Ross Brawn denies Formula 1 job speculation

By Andrew BensonChief F1 writer
Ross Brawn
Brawn said in an interview last week that he was interested in a return to the sport

Ross Brawn says he has not accepted any position running Formula 1 under the sport's new owners.

The 61-year-old former Mercedes F1 boss told BBC Sport he was doing some consultancy work for Liberty Media, which is in the process of buying a controlling stake in F1.

But he said the company was not ready to make any definitive job offers.

"Liberty have not got far enough down the road to make any commitments yet," said the Englishman.

"I'm doing a little consulting to help them better understand F1 but that's all."

Brawn was said by a report in Germany's Auto Bild to have signed a deal with Liberty to run their involvement in the sporting and commercial aspects of F1.

F1 Racing magazine has also tweeted that the deal was done.

But Brawn told BBC Sport it "all depends" what Bernie Ecclestone, the chief executive officer of the F1 Group, does in the future.

  • You can hear an in-depth interview with Ross Brawn on 5 Live Formula 1 on Thursday at 21:00 GMT on BBC Radio 5 live

Liberty Media has, for the time being, kept Ecclestone on in his role, under new chairman Chase Carey.

Ecclestone has said he has been given a three-year contract but there has been no official confirmation from Liberty.

The 86-year-old is expected to leave in the medium to long term, and many insiders believe he will be replaced by at least two executives - one to look after the commercial side of the sport; the other the sporting side.
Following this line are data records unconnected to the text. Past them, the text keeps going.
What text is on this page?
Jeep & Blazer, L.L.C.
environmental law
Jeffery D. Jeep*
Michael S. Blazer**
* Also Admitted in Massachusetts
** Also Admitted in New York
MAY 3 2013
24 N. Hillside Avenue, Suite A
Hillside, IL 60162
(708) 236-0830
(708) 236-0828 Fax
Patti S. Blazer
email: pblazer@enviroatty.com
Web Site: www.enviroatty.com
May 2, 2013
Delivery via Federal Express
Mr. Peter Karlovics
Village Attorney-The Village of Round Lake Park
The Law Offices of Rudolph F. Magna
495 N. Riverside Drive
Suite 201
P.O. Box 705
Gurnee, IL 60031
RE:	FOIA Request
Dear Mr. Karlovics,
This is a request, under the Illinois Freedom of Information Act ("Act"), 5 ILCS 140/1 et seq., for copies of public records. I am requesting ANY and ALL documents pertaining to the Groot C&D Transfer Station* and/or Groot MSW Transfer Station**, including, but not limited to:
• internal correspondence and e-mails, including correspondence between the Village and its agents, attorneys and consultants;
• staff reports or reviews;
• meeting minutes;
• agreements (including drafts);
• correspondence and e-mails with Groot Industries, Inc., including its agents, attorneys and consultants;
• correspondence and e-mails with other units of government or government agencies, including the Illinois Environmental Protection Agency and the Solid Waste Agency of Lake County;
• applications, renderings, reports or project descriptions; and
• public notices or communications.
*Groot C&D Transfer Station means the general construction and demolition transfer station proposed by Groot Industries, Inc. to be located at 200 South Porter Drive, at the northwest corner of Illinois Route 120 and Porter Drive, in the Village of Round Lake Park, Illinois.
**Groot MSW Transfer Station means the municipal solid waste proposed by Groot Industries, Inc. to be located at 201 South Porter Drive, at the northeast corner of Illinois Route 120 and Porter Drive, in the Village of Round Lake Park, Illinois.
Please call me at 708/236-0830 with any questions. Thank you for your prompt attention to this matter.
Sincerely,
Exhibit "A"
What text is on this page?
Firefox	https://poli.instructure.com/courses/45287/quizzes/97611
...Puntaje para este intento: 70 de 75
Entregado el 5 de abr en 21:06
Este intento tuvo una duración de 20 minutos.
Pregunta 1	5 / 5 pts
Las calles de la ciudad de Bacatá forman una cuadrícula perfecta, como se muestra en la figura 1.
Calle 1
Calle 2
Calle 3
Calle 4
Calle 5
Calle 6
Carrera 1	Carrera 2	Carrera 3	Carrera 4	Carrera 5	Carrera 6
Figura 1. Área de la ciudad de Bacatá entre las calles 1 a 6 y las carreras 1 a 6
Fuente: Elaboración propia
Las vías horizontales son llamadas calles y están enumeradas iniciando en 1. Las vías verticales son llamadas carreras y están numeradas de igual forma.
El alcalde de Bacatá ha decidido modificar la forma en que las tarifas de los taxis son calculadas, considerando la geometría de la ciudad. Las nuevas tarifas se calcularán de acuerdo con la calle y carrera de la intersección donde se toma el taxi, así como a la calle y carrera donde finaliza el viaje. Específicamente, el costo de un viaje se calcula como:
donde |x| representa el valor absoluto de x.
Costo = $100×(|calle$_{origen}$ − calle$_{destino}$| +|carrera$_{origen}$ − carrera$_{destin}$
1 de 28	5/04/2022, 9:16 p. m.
Ecclestone has sole responsibility for both areas. His prime role is to secure the sport's income, which is sourced from television contracts, race fees and external corporate sponsorship.

But he also has a role in rule-making through the strategy group, on which the leading teams and governing body the FIA also sit, and the next steps of the legislative process, the FIA's F1 Commission and World Council.

This protocol is enshrined in the teams' contracts until 2020, after which a new deal will have to be reached. Negotiations on that have not started and will be among Liberty's first concerns.

Its buy-out of controlling shareholder CVC Capital Partners in a $4.4bn deal began in September and is expected to be completed by early next year.